STILLWATER — Todd Monken takes in all the chatter suggesting young Wes Lunt's leadership skills and calls for an immediate timeout.
“I'm not in the locker room that much,” Monken said, “except to walk through it and make fun of the guys or something like that. But the reality is, I don't know if he's any kind of a leader. He leads by example. I think he works hard. I think he keeps his mouth shut. I think they think he's a good player.
“When I'm around him, do I think he leads? I don't know. I don't ever hear him say anything, so I don't know how the hell they think he's a leader.”
Oklahoma State's 18-year-old freshman quarterback is a relative newcomer to campus and a complete newcomer to the college game, with nary a meaningful skin on his résumé entering Saturday's game at Arizona.
And still, his teammates already refer to him as a “leader.” While it might be a necessary trait for good quarterbacks, true leadership is an asset that's earned and demonstrated over time.
Maybe, however, with Lunt, it's more a matter of definition than misidentification.
Lunt isn't a rah-rah, butt-slapping rowdy boy. Yet his body language confirms he belongs, despite being a kid quarterback in charge of an offense and team with high expectations.
In essence, he fits, even among a group of players who have already achieved so much and are counting on the quarterback to make sure they accomplish more.
That much, Monken, Oklahoma State's offensive coordinator, is buying. He even offers up an interesting analogy from one of his favorite films, Shawshank Redemption, and the great Tim Robbins character in the leading role.
And remember, Monken is long on record as saying Lunt has “it.”

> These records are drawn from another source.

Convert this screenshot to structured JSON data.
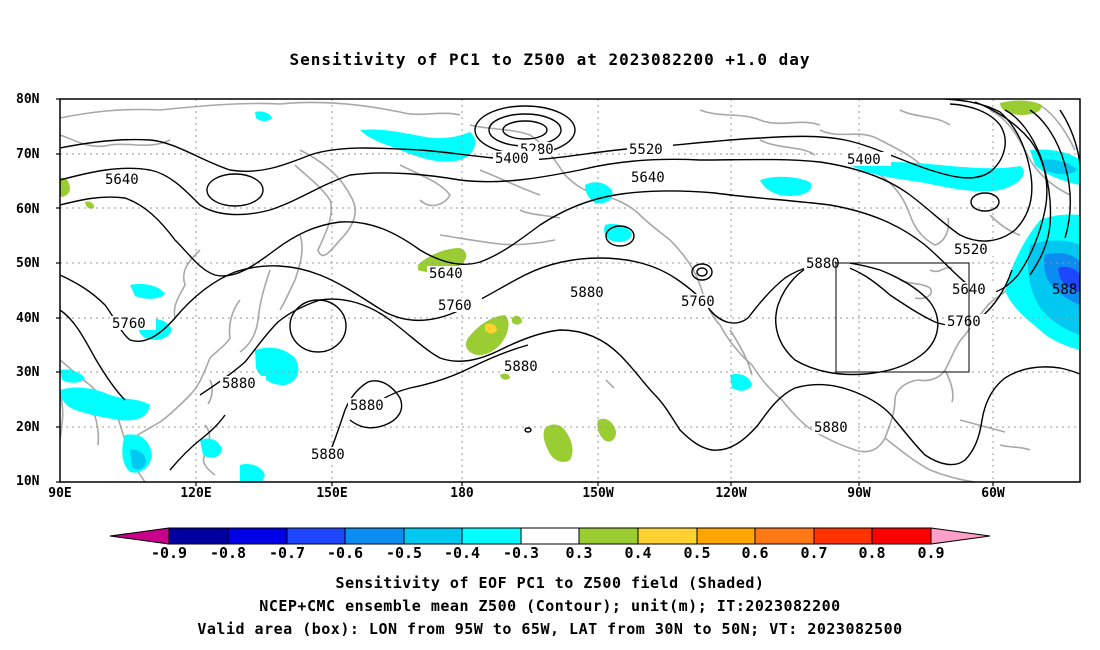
{
  "title": "Sensitivity of PC1 to Z500 at 2023082200 +1.0 day",
  "axes": {
    "lat_labels": [
      "80N",
      "70N",
      "60N",
      "50N",
      "40N",
      "30N",
      "20N",
      "10N"
    ],
    "lon_labels": [
      "90E",
      "120E",
      "150E",
      "180",
      "150W",
      "120W",
      "90W",
      "60W"
    ]
  },
  "contour_labels": [
    "5280",
    "5400",
    "5520",
    "5640",
    "5400",
    "5640",
    "5520",
    "5640",
    "5760",
    "5880",
    "5880",
    "5760",
    "5640",
    "5760",
    "5760",
    "5880",
    "5880",
    "5880",
    "5880",
    "5880",
    "588"
  ],
  "colorbar": {
    "ticks": [
      "-0.9",
      "-0.8",
      "-0.7",
      "-0.6",
      "-0.5",
      "-0.4",
      "-0.3",
      "0.3",
      "0.4",
      "0.5",
      "0.6",
      "0.7",
      "0.8",
      "0.9"
    ],
    "colors": [
      "#c8008c",
      "#0000a0",
      "#0000e6",
      "#1e46ff",
      "#0a8cf0",
      "#00c8f0",
      "#00ffff",
      "#ffffff",
      "#9acd32",
      "#ffd232",
      "#ffa500",
      "#ff7814",
      "#ff3200",
      "#ff0000",
      "#ffa0c8"
    ]
  },
  "caption": {
    "line1": "Sensitivity of EOF PC1 to Z500 field (Shaded)",
    "line2": "NCEP+CMC ensemble mean Z500 (Contour); unit(m); IT:2023082200",
    "line3": "Valid area (box): LON from 95W to 65W, LAT from 30N to 50N; VT: 2023082500"
  }
}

“It could be body language, the old Andy Dufresne in Shawshank, he just carries himself different,” Monken said. “Maybe just by that, he's different. ‘Nothing gets to me.' And that's what you have to have out of your quarterback. There's going to be tough times, but there's only one guy that really everybody looks to — he's the guy that does everything for us.
“They can't see your body language frustrated. Or they can't see you down, that we have no chance. Because if they see that in you, we have no chance.”

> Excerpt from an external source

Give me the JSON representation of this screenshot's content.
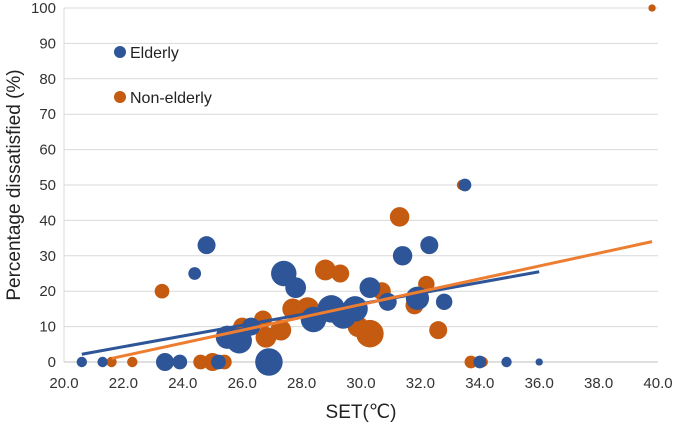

Maybe that's it, because so far, the Cowboys like what they see in Lunt.
“He carries himself really well,” said senior guard Lane Taylor. “The nature of being a freshman, there's so much to take in. He shows up and performs every day.
“It's good see qualities like that, because you want to see a guy who works hard and wants to get better and doesn't think he's arrived, just because he has a certain spot. I'm glad I see those qualities in him.”

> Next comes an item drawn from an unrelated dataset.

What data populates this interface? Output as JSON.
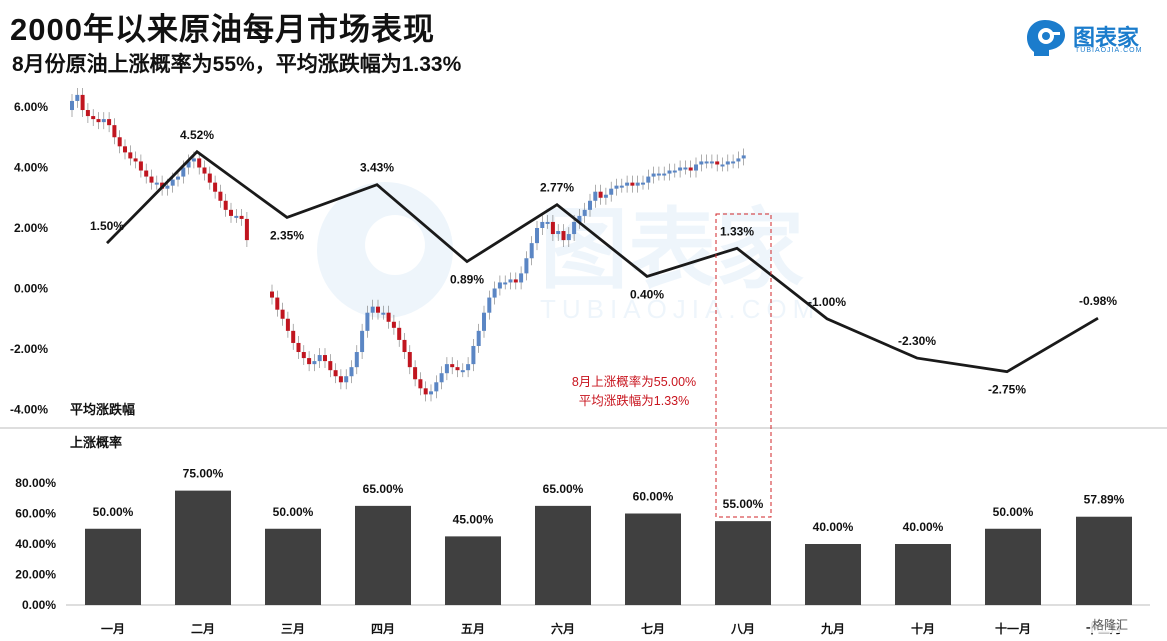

Lunt's OSU debut did nothing to damage impressions of his confidence — not before, during or after.
Sitting down for the pregame meal, Lunt was spotted with a huge plate of food, devouring every ounce of it.
“He had enough food on there to feed a horse,” said Cowboys coach Mike Gundy. “I thought, ‘Well, obviously he's not real concerned.'”
Lunt then went out and completed all 11 passes he threw.
“He's very poised,” said Cowboys receiver Isaiah Anderson. “For an 18-year-old to go out there and play on that big of a stage — it was one of our largest home opener (crowds) — and play the way he did, says a lot about him.”
Arizona coach Rich Rodriguez, who started Denard Robinson as a true freshman quarterback at Michigan, said players are now much better prepared to step into the position.
“Because of the way the high school programs have developed and with the seven-on-seven (camps) in the summer and all that,” Rodriguez said, “you're getting high school kids who understand coverages and have already played in pretty complex offenses.
“I'm sure there's a learning curve when you get to college, because the game's faster, but we're finding out more and more that there's more high school kids who are prepared mentally and physically than maybe ever before.”
So even if they're not quite ready to talk the talk, they can walk the walk.
And so far, Lunt is doing just that.
“He's pretty confident,” Taylor said. “I expect that out of him. He doesn't really buckle under any pressure.”